BOND: I know when one of those meetings and I only know the vaguest thing about this, there was objection to Bayard Rustin playing a prominent role because he was homosexual, had been a communist and was a radical pacifist. Do you remember this?

LEWIS: Oh, I remember that meeting very very well. That was one of the first meetings. I can tell you that meeting was held on July 2nd, 1963 at the Roosevelt Hotel in New York City and it was the six of us meeting and Roy Wilkins and Whitney Young objected to the whole idea of being Bayard Rustin being a convener, the chair or the head of the call for the March on Washington and so we had what you'd call I guess a consultation, a little caucus, of Dr. King, James Farmer and myself, and we sort of agreed that we would select A. Philip Randolph as the chair and then let A. Philip Randolph pick this person because some of us didn't have any problem. We didn't have any problem with Bayard Rustin being the chair, but they thought that some members of Congress, especially southern senators, would get on the Senate floor and some of them did much later, get on the floor and denounce the March or denounce Bayard Rustin being associated with it, but we knew that if we selected Mr. Randolph as the convener, Mr. Randolph in turn would select Mr. Rustin as his deputy. It was Bayard Rustin who literally put together the March on Washington for August 28, 1963.

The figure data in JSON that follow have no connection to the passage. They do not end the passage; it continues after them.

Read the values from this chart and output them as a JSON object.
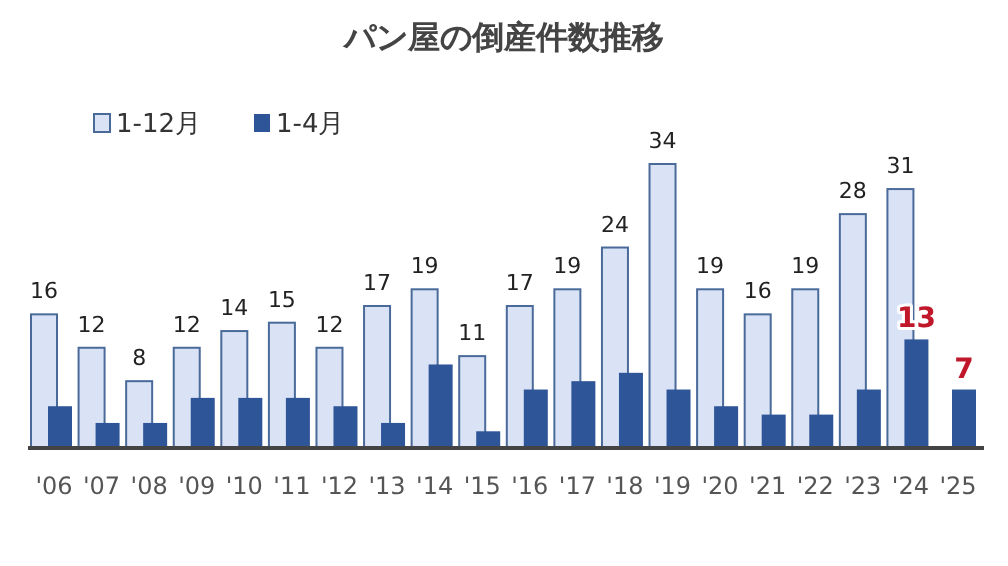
{
  "chart_data": {
    "type": "bar",
    "title": "パン屋の倒産件数推移",
    "categories": [
      "'06",
      "'07",
      "'08",
      "'09",
      "'10",
      "'11",
      "'12",
      "'13",
      "'14",
      "'15",
      "'16",
      "'17",
      "'18",
      "'19",
      "'20",
      "'21",
      "'22",
      "'23",
      "'24",
      "'25"
    ],
    "legend": "top left",
    "series": [
      {
        "name": "1-12月",
        "color": "#d9e3f5",
        "values": [
          16,
          12,
          8,
          12,
          14,
          15,
          12,
          17,
          19,
          11,
          17,
          19,
          24,
          34,
          19,
          16,
          19,
          28,
          31,
          null
        ],
        "value_labels": [
          "16",
          "12",
          "8",
          "12",
          "14",
          "15",
          "12",
          "17",
          "19",
          "11",
          "17",
          "19",
          "24",
          "34",
          "19",
          "16",
          "19",
          "28",
          "31",
          null
        ]
      },
      {
        "name": "1-4月",
        "color": "#2e5597",
        "values": [
          5,
          3,
          3,
          6,
          6,
          6,
          5,
          3,
          10,
          2,
          7,
          8,
          9,
          7,
          5,
          4,
          4,
          7,
          13,
          7
        ],
        "value_labels": [
          null,
          null,
          null,
          null,
          null,
          null,
          null,
          null,
          null,
          null,
          null,
          null,
          null,
          null,
          null,
          null,
          null,
          null,
          "13",
          "7"
        ]
      }
    ]
  }
}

BOND: There's probably no one else who could've carried off such an enormous organizational job as Bayard Rustin.

LEWIS: I don't think we had anyone else available. He was one of a kind. He was so-- So smart, so brilliant. I remember one occasion, Julian, where we were discussing the planning for the March. We were so concerned about everything. He was concerned with things like people having some place to eat and everybody on the stage having a chair and that type of thing and the microphones and people getting in and out, how many buses, how many trains and that type of thing and at one point, he said, "how many toilets?" He said, "we can't have any disorganized pissing in Washington."

BOND: You know, I just read something that he said about Martin Luther King. He said, "King couldn't organize vampires to come to a bloodbath," and I think it may have been because he himself was such a superb organizer and could organize anything.

LEWIS: He was skilled. He could be talking on two and three telephones at the same time, you know, here and there. He was very skillful and he had the ability, the capacity to bring people together.